Wednesday, June 15, 2005

Underneath it all

I'm up to my ears in preparation memo's that I have to grade for the negotiations class I TA at Stern. The assignment was to review a case (from the excellent people at the Dispute Resolution Research Center), and to write a 3-5 page paper on how one would prepare for the negotiation.

The students that are writing these papers have had 12 hours of class already, most of which focused on integrative bargaining, or "expanding the pie". The number one method we discussed on how to create more value was to focus on the interests, rather than the positions, that the parties bring to a negotiating table. Our professor gave a simple example to illustrate this concept. She and her husband had a disagreement about where to go to dinner - she really wanted to go to Cafe Spice, while he wanted to go to Nobu. Students had to figure out a way to make both of them happy.

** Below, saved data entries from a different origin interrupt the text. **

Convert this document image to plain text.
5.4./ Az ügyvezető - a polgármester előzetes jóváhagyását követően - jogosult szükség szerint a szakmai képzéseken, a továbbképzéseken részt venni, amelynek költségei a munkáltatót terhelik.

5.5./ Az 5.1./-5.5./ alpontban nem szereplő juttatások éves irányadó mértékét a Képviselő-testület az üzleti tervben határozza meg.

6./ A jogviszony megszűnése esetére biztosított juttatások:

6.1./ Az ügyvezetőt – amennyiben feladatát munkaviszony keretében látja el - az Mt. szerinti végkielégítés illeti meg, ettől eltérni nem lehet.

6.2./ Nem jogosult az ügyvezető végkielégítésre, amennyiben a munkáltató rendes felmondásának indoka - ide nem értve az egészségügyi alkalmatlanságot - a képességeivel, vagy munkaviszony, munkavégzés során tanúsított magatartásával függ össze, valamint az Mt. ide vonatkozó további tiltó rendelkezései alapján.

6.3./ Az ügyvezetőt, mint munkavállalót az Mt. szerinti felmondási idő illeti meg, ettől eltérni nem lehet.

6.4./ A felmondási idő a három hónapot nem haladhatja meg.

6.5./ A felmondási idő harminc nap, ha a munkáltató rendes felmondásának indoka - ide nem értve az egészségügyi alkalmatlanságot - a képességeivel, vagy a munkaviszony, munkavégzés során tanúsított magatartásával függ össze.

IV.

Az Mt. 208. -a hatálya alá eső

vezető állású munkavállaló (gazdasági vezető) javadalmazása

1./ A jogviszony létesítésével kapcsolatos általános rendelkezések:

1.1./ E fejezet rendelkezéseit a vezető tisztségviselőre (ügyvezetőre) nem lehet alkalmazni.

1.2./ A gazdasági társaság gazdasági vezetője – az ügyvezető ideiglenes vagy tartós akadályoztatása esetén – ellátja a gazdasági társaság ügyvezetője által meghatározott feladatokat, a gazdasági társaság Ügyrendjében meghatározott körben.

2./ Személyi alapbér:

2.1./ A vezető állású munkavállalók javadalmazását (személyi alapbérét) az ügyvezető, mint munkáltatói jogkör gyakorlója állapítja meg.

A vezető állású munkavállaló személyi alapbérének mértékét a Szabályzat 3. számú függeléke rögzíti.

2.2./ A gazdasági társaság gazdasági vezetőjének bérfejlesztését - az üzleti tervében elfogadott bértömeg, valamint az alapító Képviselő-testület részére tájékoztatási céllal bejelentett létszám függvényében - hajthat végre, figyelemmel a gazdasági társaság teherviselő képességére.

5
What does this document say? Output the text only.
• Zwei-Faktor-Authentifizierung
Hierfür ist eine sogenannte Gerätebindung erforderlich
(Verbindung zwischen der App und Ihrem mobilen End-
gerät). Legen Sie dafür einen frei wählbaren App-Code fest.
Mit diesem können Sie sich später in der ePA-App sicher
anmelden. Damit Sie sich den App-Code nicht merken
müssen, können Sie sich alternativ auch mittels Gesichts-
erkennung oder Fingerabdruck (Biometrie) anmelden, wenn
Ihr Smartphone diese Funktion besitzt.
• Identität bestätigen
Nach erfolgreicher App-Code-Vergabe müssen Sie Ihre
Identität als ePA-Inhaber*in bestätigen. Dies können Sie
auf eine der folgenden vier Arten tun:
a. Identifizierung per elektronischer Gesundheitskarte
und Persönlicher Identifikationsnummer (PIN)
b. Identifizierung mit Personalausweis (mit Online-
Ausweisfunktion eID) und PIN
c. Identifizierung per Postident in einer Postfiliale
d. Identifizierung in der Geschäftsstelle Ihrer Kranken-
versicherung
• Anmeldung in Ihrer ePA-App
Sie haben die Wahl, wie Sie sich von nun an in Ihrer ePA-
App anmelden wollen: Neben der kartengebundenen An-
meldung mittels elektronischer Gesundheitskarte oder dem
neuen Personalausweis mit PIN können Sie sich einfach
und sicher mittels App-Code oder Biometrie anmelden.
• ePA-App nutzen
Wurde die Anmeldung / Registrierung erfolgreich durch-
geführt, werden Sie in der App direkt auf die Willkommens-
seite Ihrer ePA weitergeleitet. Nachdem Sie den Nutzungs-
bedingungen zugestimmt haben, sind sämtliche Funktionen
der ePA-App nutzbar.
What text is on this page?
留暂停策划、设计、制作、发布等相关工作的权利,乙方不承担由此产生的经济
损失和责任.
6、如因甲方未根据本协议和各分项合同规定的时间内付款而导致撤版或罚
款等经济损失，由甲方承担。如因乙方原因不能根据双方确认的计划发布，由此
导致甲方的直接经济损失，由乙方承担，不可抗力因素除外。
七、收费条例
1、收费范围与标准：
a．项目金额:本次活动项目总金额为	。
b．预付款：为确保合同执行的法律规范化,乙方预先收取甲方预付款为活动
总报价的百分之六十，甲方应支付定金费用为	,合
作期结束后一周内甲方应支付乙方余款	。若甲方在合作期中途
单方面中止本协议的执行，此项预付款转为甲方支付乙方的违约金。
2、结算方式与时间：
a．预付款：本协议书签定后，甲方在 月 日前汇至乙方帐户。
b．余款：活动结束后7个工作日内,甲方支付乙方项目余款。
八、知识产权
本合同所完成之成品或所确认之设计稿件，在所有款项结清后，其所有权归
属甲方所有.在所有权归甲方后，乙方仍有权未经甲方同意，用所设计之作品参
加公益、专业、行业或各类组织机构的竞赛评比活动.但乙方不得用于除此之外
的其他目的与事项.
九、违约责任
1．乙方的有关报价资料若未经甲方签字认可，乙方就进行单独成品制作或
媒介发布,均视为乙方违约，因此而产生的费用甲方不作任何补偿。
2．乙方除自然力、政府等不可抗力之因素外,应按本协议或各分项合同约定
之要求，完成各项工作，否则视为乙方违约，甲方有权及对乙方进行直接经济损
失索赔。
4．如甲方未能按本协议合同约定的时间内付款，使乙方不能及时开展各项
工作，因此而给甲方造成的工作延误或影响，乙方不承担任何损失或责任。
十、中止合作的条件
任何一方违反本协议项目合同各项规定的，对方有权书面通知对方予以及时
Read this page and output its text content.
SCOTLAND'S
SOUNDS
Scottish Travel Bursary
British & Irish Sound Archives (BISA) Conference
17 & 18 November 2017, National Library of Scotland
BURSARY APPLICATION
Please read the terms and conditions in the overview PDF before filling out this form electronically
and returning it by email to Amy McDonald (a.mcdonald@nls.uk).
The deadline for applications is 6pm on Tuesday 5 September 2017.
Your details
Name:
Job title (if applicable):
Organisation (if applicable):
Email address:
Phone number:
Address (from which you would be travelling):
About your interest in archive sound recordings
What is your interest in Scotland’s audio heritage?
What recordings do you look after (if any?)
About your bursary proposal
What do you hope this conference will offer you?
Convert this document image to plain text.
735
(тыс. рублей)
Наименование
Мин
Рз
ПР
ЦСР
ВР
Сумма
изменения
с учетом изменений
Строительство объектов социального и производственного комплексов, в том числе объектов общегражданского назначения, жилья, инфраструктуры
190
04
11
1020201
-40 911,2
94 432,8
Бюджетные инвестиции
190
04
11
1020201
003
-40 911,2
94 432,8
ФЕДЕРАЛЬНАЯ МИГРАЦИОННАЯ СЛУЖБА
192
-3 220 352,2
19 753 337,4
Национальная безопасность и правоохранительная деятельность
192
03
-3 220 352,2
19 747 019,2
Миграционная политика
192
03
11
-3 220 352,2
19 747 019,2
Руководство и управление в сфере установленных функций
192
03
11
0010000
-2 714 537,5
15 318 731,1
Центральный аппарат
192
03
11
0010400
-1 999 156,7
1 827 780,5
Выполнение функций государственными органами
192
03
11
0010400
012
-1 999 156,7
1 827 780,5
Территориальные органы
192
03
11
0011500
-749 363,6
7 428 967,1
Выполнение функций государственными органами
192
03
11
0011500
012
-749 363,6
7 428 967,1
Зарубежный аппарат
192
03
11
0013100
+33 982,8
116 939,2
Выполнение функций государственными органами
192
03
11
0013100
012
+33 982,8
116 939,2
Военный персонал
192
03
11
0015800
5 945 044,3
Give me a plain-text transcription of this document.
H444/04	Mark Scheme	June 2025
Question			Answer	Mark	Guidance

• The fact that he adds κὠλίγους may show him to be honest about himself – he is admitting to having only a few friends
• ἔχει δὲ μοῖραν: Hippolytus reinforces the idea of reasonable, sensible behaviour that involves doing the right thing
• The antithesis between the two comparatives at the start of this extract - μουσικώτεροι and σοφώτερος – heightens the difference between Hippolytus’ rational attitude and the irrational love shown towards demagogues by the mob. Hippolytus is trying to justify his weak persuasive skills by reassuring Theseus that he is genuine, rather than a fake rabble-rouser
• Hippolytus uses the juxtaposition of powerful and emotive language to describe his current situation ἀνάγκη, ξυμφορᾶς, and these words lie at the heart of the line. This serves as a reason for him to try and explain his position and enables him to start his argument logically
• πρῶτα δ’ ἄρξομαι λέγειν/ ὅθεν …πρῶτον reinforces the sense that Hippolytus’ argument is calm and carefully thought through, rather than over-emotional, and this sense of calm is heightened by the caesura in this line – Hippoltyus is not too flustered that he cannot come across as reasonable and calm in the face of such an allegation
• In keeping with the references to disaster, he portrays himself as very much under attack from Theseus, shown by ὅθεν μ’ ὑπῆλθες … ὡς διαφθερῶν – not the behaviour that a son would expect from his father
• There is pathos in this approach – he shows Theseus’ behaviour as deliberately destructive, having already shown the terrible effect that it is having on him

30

Well, I have to admit, people came up with some inventive suggestions: "Go home, and each order take out from different places", "Meet up after dinner", "Have dinner at one place and dessert at the other". However, it took several minutes before a student thought to ask - "Why did you want to go to Cafe Spice, and why did he want Nobu?". The answer, which made the solution much easier was, "I wanted somewhere close to school, and he wanted a nice sit down sushi dinner". Well, at that point, the answer was obvious - Japonica, a nice sushi place just around the corner from Cafe Spice.

A simple yet powerful concept, right? But it is amazing how hard it is to recast your thinking to allow for the probing that is required to do this kind of value creation. The most important step is to listen carefully. Despite having heard about this for the first four classes, many students still wrote the paper based on achieving the positions set out in the case, not satisfying the underlying interests. People display this behavior all the time (myself included), focusing on "winning" based on hitting their numbers or having the other party cave in. However, a lot of the time these "winners" could have achieved even better results by listening carefully.

I think the same skill set that allows for interest-based negotiating can be used in product development and marketing. While market driven product development is important, this has to be tempered with a questioning of the underlying needs. If a customer requests widget x on screen y, a responsive company may have a new build out the next week with that exact widget. However, an interest-based company will work with the customer to figure out WHY they want widget x.

Now this isn't license for companies to respond "you don't really want that". I've heard that as a customer before, and it's incredibly frustrating. "Can you explain why you want that? Maybe we can figure out another approach." is a much more satisfying response, and engages the customer's efforts in improving your own product.

It isn't easy to do, but I think the benefits are great if you can turn your development team into an "interest-based" organization.